Publication year - 1996
Publication title -
british journal of dermatology
Language(s) - English
Resource type - Journals
SCImago Journal Rank - 2.304
H-Index - 179
eISSN - 1365-2133
pISSN - 0007-0963
DOI - 10.1046/j.1365-2133.1996.21756.x
Subject(s) - dermatitis herpetiformis , medicine , incidence (geometry) , first degree relatives , dermatology , disease , mendelian inheritance , immunology , family history , genetics , biology , physics , gene , optics
Summary Dermatitis herpetiformis (DH) and coeliac disease (CD) are gluten‐sensitive diseases which have a common immunogenetic background, with the histocompatibility locus antigen (HLA) alleles DQ Al*0501 and Bl*0201 in the short arm of chromosome 6. CD is well known to cluster in families whereas DH has not been generally regarded as a familial disease.

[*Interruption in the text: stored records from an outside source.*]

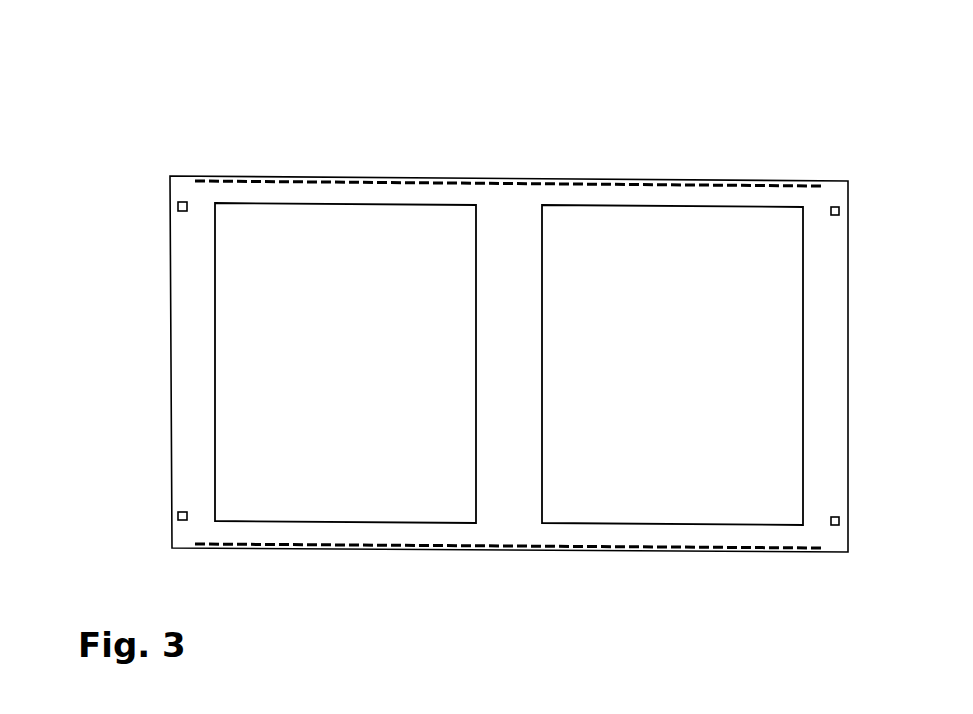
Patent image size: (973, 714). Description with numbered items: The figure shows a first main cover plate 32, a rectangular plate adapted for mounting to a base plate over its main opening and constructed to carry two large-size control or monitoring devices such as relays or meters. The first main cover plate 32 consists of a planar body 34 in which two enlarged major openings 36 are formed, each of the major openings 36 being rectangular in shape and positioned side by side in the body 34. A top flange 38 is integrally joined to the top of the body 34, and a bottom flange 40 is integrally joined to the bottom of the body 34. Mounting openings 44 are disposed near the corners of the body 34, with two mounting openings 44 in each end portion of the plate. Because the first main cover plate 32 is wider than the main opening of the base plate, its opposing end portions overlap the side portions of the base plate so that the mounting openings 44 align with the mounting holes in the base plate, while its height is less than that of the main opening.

The first main cover plate 32 is at (622, 149).
The planar body 34 is at (498, 508).
The major openings 36 is at (272, 350).
The top flange 38 is at (327, 192).
The bottom flange 40 is at (660, 545).
The mounting openings 44 is at (175, 197).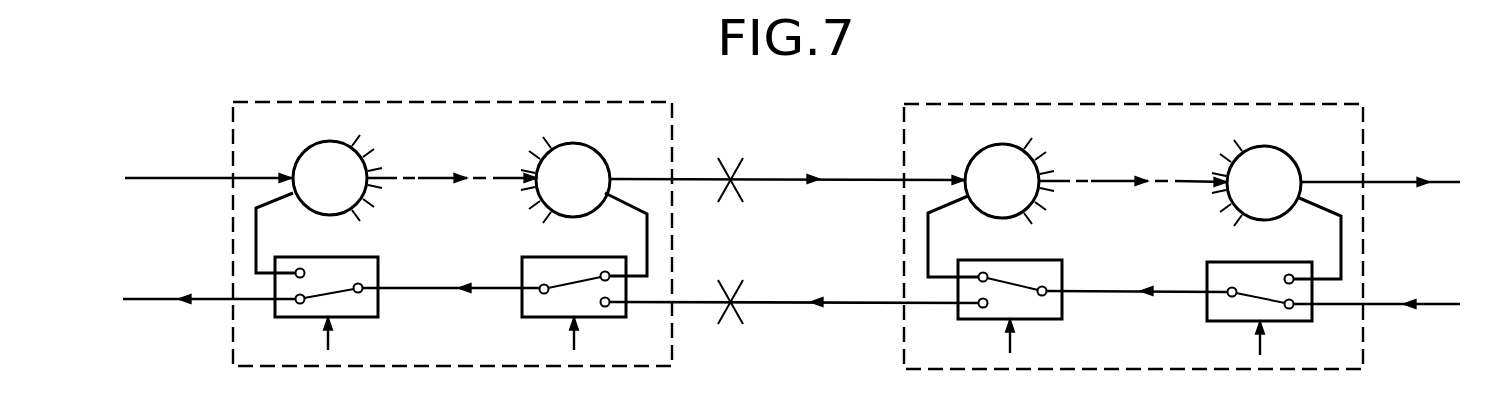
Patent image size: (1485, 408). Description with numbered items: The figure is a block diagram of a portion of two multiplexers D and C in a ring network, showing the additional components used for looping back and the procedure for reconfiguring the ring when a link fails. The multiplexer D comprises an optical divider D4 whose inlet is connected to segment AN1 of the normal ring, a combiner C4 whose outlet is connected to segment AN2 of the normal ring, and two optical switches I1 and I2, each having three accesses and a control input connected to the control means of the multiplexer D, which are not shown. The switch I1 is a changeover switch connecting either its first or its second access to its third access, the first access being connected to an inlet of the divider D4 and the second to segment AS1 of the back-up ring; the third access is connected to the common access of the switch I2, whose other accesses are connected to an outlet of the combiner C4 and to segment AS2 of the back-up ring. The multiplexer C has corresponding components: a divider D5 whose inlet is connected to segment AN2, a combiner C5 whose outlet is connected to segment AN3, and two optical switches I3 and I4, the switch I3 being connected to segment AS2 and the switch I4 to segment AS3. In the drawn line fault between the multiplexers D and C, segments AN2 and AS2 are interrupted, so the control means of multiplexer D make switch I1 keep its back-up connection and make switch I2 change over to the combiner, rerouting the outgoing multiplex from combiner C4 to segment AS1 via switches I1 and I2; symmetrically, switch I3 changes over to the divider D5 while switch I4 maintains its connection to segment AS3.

The multiplexer D is at (452, 102).
The multiplexer C is at (1153, 104).
The optical divider D4 is at (312, 156).
The combiner C4 is at (590, 160).
The divider D5 is at (990, 159).
The combiner C5 is at (1281, 162).
The optical switch I1 is at (328, 284).
The optical switch I2 is at (575, 286).
The optical switch I3 is at (1014, 288).
The optical switch I4 is at (1262, 291).
The segment of the normal ring AN1 is at (206, 178).
The segment of the normal ring AN2 is at (781, 179).
The segment of the normal ring AN3 is at (1401, 182).
The segment of the back-up ring AS1 is at (208, 299).
The segment of the back-up ring AS2 is at (781, 302).
The segment of the back-up ring AS3 is at (1386, 304).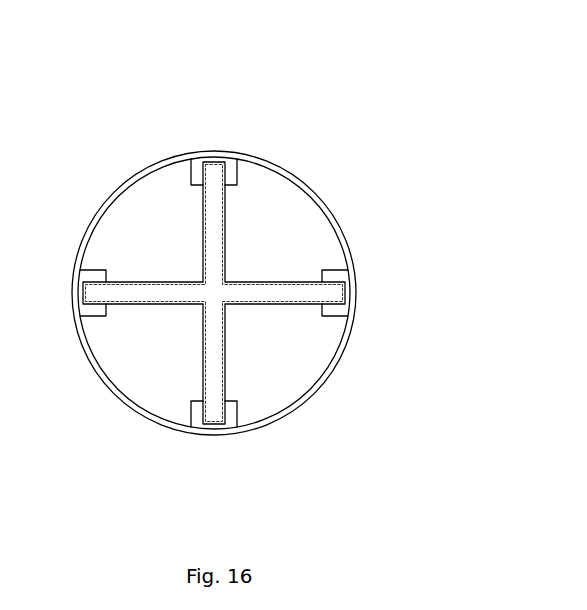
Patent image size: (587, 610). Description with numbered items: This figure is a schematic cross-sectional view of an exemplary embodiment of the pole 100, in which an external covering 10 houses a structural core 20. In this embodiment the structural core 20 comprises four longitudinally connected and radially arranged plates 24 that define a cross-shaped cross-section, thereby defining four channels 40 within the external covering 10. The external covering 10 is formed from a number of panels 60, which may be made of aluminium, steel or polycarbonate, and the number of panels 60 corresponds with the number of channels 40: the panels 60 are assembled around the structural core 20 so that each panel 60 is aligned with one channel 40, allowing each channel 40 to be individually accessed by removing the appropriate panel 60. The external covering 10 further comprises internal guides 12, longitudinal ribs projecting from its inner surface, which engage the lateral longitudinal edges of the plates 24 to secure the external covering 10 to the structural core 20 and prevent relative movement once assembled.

The pole 100 is at (290, 107).
The external covering 10 is at (90, 220).
The panels 60 is at (83, 248).
The internal guides 12 is at (233, 168).
The structural core 20 is at (213, 291).
The plates 24 is at (260, 290).
The channels 40 is at (158, 200).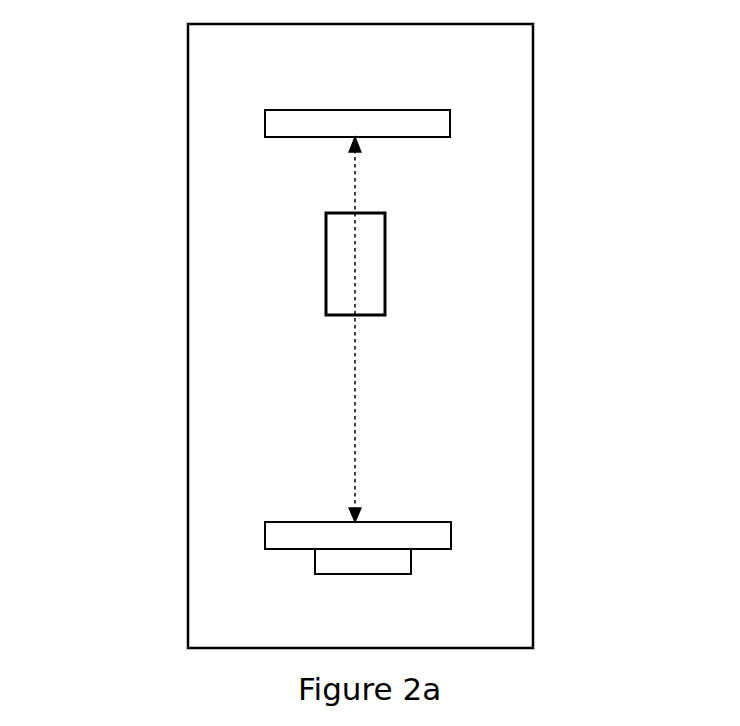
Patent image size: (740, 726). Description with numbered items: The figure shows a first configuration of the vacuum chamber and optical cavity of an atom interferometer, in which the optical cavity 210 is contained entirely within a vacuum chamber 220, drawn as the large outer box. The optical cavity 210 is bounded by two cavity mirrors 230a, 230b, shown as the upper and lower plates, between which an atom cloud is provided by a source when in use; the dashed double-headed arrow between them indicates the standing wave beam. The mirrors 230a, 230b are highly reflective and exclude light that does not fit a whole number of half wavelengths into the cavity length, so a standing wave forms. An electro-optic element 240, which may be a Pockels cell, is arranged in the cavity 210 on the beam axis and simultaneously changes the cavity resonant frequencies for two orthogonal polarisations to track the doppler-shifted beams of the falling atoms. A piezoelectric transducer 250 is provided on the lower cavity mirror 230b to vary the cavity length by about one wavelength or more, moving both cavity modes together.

The optical cavity 210 is at (300, 454).
The vacuum chamber 220 is at (533, 65).
The cavity mirror 230a is at (264, 120).
The cavity mirror 230b is at (451, 534).
The electro-optic element 240 is at (385, 246).
The piezoelectric transducer 250 is at (311, 565).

To study the familial incidence of DH, a prospective study was started in 1969 at the Department of Dermatology of Helsinki University Hospital and in 1976 at the Department of Dermatology of Tampere University Hospital. A total of 1018 patients with DH were diagnosed and questioned for positive family histories. Of the 999 unrelated DH patients. 105 (10·5%) had one or several affected first‐degree relatives. The disease in the relatives was either DH (4–4%) or CD (6·1%), Analysis of the 105 families showed that 13·6% of parents, 18·7% of siblings and 14·0% of children were affected, a segregation pattern which fits well to a dominant mode of Mendelian inheritance. Gender may also be important because the first‐degree relatives affected with DH were more often females and those affected with CD twice as often females as males. In contrast, there were more males among the 105 propositi with DH and also among the 894 DH patients with no affected relatives The present study clearly shows that DH is a familial disease in which the first‐degree relatives can be affected both with DH and CD, presumably because of a common genetic background. The environmental factors which could cause the rather high penetrance of DH and CD in the first‐degree relatives of DH patients remain unknown.